The Scary Movie franchise seems well on its way to becoming as indestructible as Jason Voorhees or Freddy Krueger, periodically resurfacing to rake in cash by sloppily spoofing the past few years’ worth of Hollywood horror and sci-fi hits. Not straying from its trademark formula, the fourth installment once again follows Anna Faris’s Cindy as she stumbles and bumbles her way through a parade of mashed-together parodies, the main points of reference this time around being War of the Worlds, The Grudge, Saw, Million Dollar Baby, The Village, and Brokeback Mountain.
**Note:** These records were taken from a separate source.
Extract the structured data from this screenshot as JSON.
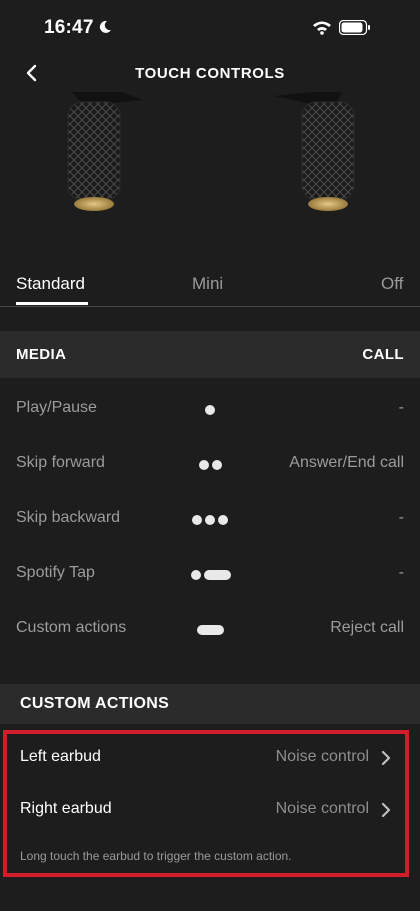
{
  "status_bar": {
    "time": "16:47"
  },
  "nav": {
    "title": "TOUCH CONTROLS"
  },
  "tabs": [
    {
      "label": "Standard",
      "active": true
    },
    {
      "label": "Mini",
      "active": false
    },
    {
      "label": "Off",
      "active": false
    }
  ],
  "media_section": {
    "header_left": "MEDIA",
    "header_right": "CALL",
    "rows": [
      {
        "label": "Play/Pause",
        "gesture": "single-tap",
        "call": "-"
      },
      {
        "label": "Skip forward",
        "gesture": "double-tap",
        "call": "Answer/End call"
      },
      {
        "label": "Skip backward",
        "gesture": "triple-tap",
        "call": "-"
      },
      {
        "label": "Spotify Tap",
        "gesture": "tap-and-hold",
        "call": "-"
      },
      {
        "label": "Custom actions",
        "gesture": "long-press",
        "call": "Reject call"
      }
    ]
  },
  "custom_actions": {
    "title": "CUSTOM ACTIONS",
    "items": [
      {
        "label": "Left earbud",
        "value": "Noise control"
      },
      {
        "label": "Right earbud",
        "value": "Noise control"
      }
    ],
    "note": "Long touch the earbud to trigger the custom action."
  },
  "colors": {
    "background": "#1d1d1d",
    "section_bg": "#2b2b2b",
    "highlight_border": "#d21e2b"
  }
}
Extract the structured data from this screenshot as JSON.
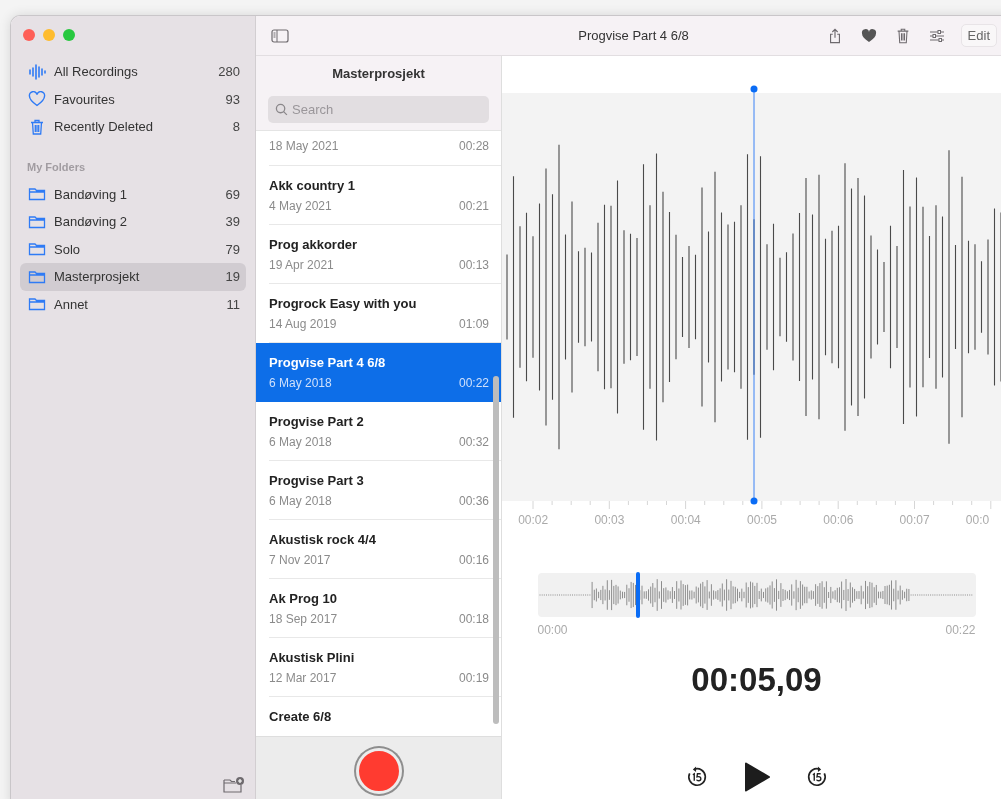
{
  "window": {
    "title": "Progvise Part 4 6/8"
  },
  "toolbar": {
    "edit_button": "Edit"
  },
  "sidebar": {
    "library": [
      {
        "kind": "waveform",
        "label": "All Recordings",
        "count": "280",
        "selected": false
      },
      {
        "kind": "heart",
        "label": "Favourites",
        "count": "93",
        "selected": false
      },
      {
        "kind": "trash",
        "label": "Recently Deleted",
        "count": "8",
        "selected": false
      }
    ],
    "section_header": "My Folders",
    "folders": [
      {
        "label": "Bandøving 1",
        "count": "69",
        "selected": false
      },
      {
        "label": "Bandøving 2",
        "count": "39",
        "selected": false
      },
      {
        "label": "Solo",
        "count": "79",
        "selected": false
      },
      {
        "label": "Masterprosjekt",
        "count": "19",
        "selected": true
      },
      {
        "label": "Annet",
        "count": "11",
        "selected": false
      }
    ]
  },
  "list": {
    "title": "Masterprosjekt",
    "search": {
      "placeholder": "Search"
    },
    "rows": [
      {
        "date": "18 May 2021",
        "duration": "00:28",
        "selected": false
      },
      {
        "title": "Akk country 1",
        "date": "4 May 2021",
        "duration": "00:21",
        "selected": false
      },
      {
        "title": "Prog akkorder",
        "date": "19 Apr 2021",
        "duration": "00:13",
        "selected": false
      },
      {
        "title": "Progrock Easy with you",
        "date": "14 Aug 2019",
        "duration": "01:09",
        "selected": false
      },
      {
        "title": "Progvise Part 4 6/8",
        "date": "6 May 2018",
        "duration": "00:22",
        "selected": true
      },
      {
        "title": "Progvise Part 2",
        "date": "6 May 2018",
        "duration": "00:32",
        "selected": false
      },
      {
        "title": "Progvise Part 3",
        "date": "6 May 2018",
        "duration": "00:36",
        "selected": false
      },
      {
        "title": "Akustisk rock 4/4",
        "date": "7 Nov 2017",
        "duration": "00:16",
        "selected": false
      },
      {
        "title": "Ak Prog 10",
        "date": "18 Sep 2017",
        "duration": "00:18",
        "selected": false
      },
      {
        "title": "Akustisk Plini",
        "date": "12 Mar 2017",
        "duration": "00:19",
        "selected": false
      },
      {
        "title": "Create 6/8",
        "selected": false
      }
    ]
  },
  "detail": {
    "timeline": {
      "ticks": [
        "00:02",
        "00:03",
        "00:04",
        "00:05",
        "00:06",
        "00:07",
        "00:0"
      ]
    },
    "overview": {
      "level": 0.23,
      "start": "00:00",
      "end": "00:22"
    },
    "time": "00:05,09"
  }
}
Yet as with the series’s last entry, director David Zucker (working with longtime writing partner Jim Abrahams, as well as Craig Mazin) never comes close to creating an atmosphere of inspired lunacy, his loosely connected scenes deriving humor not by inventively deconstructing their marquee targets, but rather by having random B-grade celebrities (Dr. Phil, Carmen Electra, Mike Tyson) goof off in familiar movie or pop culture scenarios. Its nominal story about an invasion of extraterrestrial triPods (i.e. killer iPods modeled after Steven Spielberg’s WotW invaders), Scary Movie 4 finds both Faris and Craig Bierko—doing a bonkers Tom Cruise impression that climaxes with some Oprah couch-jumping—acquitting themselves decently amid a surfeit of crude cinematic allusions and bowel movement/fart jokes. Faring less successfully, however, are Zucker favorite Leslie Nielsen (as a Dubya-dumb commander-in-chief), Chris Elliott (as a snot-twirling idiot), and the always excruciating Bill Pullman (as a village chief), all of whom wind up stuck with material that’s at least a year past its expiration date. Of course, the madcap action’s visual and structural shoddiness could be disregarded were it actually funny. But even more than its predecessors, the slipshod Scary Movie 4 feels composed of barely formed ideas, as if its makers believed that fashioning well thought-out comedy was unnecessary when the entire film could be predicated on turgid slapstick bits that simply congratulate viewers for having seen a handful of recent studio blockbusters.
Image/Sound
The quality of the image and sound is stunning except for some pretty nasty chroma noise that occasionally clings to bright blue objects, like the straps from the bra of one of Charlie Sheen’s bitches and the stripes on the Dakota Fanning avatar’s outfit.
Extras
It’s almost humbling to hear director David Zucker, producer Robert K. Weiss, and co-writer Craig Mazin acknowledge that the Scary Movie franchise is of little value. “We don’t do satire and we have no point,” says one of them, bravely and convincingly, on their joint commentary track. These guys are hilarious, though it should be noted that Zucker’s laugh (the subject of the featurette “The Man Behind the Laugh”) is an acquired taste and that Weiss’s voice, given its Garry Shandling-ness, won’t go over well with anyone who shares Mel Gibson’s political beliefs. The trio, again, takes vicious snipes at their own material over 15 deleted and extended scenes that are all mostly unwatchable (“The Simpsons is a great show.and this is terrible,” one of them says). In addition to “The Man Behind the Laugh,” other featurettes included on the disc include a quickie look at the “zany” Zucker style, a visual effects piece, no less than two featurettes devoted to the rappers who starred in the film, and footage of the cast punking an interviewer on the set of the film. Rounding out the disc is a blooper reel and a theatrical trailer for the film and other titles in the Weinstein Company family.
Overall
The film is scary all right, usually for all the wrong reasons.